Molte volte abbiamo sentito parlare del Great Pacific garbage patch, l'isola di rifiuti di plastica che galleggia nel Pacifico, e delle conseguenze che questa gigantesca chiazza di immondizia accumulata dalle correnti marine tra la California e le Hawaii ha sulla fauna marina.
Molti animali, come gli albatros, scambiano i rifiuti per cibo, morendo per la plastica ingerita. Meno note, tuttavia, sono le conseguenze più subdole della discarica marina: i frammenti di alcune materie plastiche si impregnano delle sostanze inquinanti disciolte nei mari, e le veicola nel corpo degli animali che la ingeriscono, immettendole nella catena alimentare.
Un gruppo di ricercatori dell'Università di San Diego che in passato aveva partecipato a una spedizione oceanografica all'interno dell'immondezzaio marino ha immerso piccoli pezzi di polietilene nelle acque della baia di San Diego per tre mesi. Il polietilene è la plastica più comunemente usata e non è di per sé tossico: viene infatti usato anche per confezionare gran parte degli alimenti che acquistiamo.
Trascorso il periodo di tempo, il team ha estratto i frammenti dall'acqua e li ha analizzati, scoprendo che avevano assorbito gran parte delle sostanze inquinanti rilasciate dai vicini stabilimenti industriali e militari. In particolare, la plastica mostrava alte concentrazioni di policlorobifenili, composti organici usati negli impianti di refrigerazione, e polibromodifenileteri, sostanze dalle proprietà ignifughe.
Gli scienziati hanno poi esposto alcuni pesci di piccole dimensioni (3 cm) della specie Oryzias latipes ai pezzetti di plastica inquinati.

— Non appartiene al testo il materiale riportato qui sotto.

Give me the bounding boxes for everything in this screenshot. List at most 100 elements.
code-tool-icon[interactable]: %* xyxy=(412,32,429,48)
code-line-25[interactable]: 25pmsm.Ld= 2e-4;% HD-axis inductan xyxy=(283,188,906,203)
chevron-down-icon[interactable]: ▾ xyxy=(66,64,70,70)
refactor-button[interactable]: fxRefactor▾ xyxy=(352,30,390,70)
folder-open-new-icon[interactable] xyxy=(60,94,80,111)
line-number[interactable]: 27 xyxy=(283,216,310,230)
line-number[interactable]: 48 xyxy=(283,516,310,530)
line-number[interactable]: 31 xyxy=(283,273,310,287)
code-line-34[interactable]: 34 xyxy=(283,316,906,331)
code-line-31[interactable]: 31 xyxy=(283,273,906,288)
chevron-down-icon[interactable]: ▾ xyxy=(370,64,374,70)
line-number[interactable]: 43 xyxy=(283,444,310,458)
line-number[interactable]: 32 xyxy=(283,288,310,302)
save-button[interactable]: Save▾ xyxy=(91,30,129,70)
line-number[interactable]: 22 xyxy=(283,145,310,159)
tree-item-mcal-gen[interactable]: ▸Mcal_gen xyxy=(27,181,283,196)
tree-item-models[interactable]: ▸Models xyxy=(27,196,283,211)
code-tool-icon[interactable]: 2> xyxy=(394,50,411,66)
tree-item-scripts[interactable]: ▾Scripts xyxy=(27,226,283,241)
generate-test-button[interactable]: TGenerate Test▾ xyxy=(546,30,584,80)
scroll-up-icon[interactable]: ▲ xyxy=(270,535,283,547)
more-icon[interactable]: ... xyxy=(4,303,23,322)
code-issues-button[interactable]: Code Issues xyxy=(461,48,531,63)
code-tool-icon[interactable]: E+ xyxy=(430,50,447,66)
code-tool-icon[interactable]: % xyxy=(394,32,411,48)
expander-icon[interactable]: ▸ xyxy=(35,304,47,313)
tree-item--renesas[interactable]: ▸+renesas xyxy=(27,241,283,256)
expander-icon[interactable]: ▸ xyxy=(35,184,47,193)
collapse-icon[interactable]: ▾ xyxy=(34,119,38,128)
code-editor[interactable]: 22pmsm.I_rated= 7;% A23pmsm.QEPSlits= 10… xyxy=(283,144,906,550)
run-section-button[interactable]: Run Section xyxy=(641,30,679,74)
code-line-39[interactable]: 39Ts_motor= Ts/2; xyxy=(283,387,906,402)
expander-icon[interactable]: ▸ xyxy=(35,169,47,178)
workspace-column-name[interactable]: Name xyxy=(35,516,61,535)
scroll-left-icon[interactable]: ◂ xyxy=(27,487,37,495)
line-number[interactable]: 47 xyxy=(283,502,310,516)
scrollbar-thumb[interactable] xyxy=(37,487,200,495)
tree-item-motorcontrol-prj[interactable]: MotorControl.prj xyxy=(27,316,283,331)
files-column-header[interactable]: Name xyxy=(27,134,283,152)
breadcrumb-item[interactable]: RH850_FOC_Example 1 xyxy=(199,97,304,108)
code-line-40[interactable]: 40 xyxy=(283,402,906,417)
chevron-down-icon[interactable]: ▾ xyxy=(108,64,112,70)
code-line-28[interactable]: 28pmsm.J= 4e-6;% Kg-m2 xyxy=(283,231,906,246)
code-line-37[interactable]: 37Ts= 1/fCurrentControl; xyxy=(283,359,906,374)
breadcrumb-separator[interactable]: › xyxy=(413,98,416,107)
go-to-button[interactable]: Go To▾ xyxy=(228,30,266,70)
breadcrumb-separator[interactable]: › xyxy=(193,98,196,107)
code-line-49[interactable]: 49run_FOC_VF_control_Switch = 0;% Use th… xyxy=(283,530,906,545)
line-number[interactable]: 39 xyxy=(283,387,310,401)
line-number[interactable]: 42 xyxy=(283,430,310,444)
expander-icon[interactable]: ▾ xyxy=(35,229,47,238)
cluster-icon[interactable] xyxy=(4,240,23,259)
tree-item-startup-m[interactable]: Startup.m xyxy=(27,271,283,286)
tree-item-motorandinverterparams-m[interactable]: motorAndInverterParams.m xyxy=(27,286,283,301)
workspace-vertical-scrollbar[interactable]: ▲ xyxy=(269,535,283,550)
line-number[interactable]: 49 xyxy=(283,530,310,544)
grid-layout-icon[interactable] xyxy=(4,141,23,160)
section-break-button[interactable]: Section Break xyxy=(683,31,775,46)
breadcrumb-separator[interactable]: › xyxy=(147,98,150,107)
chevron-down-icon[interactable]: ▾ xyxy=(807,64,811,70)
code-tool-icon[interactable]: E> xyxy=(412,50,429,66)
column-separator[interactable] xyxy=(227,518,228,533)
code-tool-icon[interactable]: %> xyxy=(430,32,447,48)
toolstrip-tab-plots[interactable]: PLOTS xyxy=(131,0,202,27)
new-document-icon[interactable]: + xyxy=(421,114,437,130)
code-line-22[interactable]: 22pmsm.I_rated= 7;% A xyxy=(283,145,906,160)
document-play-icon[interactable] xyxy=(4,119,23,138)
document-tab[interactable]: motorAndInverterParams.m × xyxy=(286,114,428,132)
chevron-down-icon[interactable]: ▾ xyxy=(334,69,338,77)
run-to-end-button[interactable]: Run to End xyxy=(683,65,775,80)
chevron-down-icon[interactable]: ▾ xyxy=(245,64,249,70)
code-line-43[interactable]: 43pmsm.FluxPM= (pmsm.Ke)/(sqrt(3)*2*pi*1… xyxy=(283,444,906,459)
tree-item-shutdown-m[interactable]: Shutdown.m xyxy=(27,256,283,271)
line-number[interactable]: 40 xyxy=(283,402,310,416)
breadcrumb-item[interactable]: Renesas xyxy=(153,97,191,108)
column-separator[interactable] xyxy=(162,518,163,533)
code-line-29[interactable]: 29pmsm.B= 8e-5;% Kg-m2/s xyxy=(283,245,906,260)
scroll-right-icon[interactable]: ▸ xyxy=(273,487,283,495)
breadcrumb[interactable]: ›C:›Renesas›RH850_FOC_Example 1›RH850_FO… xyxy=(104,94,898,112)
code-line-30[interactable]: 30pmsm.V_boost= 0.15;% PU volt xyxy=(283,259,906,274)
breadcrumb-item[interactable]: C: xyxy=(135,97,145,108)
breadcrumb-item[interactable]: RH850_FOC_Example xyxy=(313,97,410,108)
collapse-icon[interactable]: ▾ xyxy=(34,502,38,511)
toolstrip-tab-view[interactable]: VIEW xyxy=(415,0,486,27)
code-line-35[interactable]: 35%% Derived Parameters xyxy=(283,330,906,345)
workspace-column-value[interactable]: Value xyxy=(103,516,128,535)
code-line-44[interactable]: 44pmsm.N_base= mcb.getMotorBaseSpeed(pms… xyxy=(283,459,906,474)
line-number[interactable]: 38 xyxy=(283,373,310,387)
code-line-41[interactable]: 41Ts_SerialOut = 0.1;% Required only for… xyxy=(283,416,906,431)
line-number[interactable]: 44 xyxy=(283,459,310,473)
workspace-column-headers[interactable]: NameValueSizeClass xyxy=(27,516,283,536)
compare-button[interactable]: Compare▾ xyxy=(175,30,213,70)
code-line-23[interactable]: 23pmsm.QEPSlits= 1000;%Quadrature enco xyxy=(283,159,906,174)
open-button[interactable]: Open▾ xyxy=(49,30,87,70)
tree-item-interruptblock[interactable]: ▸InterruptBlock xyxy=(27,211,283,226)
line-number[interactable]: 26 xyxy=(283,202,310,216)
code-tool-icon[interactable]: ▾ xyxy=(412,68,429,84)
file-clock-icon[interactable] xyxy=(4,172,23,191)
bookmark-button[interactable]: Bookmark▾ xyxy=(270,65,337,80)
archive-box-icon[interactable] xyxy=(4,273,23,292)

I pesciolini li hanno ingeriti riportando poi seri problemi al fegato, a differenza di pesci che non li avevano mangiati o che avevano ingerito plastica non "marinata" nell'acqua di mare.
Le conseguenze di questa silenziosa forma di inquinamento non affliggono solo i primi, piccoli consumatori della plastica: «Se un pesce più grosso mangia cinque di questi piccoli pesci che hanno ingerito plastica inquinata, assumerà cinque volte la dose di inquinanti; il pesce successivo, per esempio un tonno, mangerà a sua volta cinque pesci di media dimensione, assumendo 25 volte la dose iniziale di veleni. Questo fenomeno è chiamato biomagnificazione ed è noto da tempo» spiega Chelsea Rochman, a capo della ricerca.
Siamo così arrivati all'uomo, in cima alla catena alimentare: da tempo le agenzie per la protezione ambientale avvertono di non esagerare con il consumo di grandi pesci predatori, come il tonno o il pesce spada. E non solo perché così facendo contribuiremmo all'overfishing (un'eccessiva e irrazionale attività di pesca che impoverisce le risorse ittiche dei mari), ma anche perché queste creature, nutrendosi di pesci più piccoli, assumono grandi quantità di inquinanti (tra questi anche il mercurio, molto diffuso nel Mar Mediterraneo).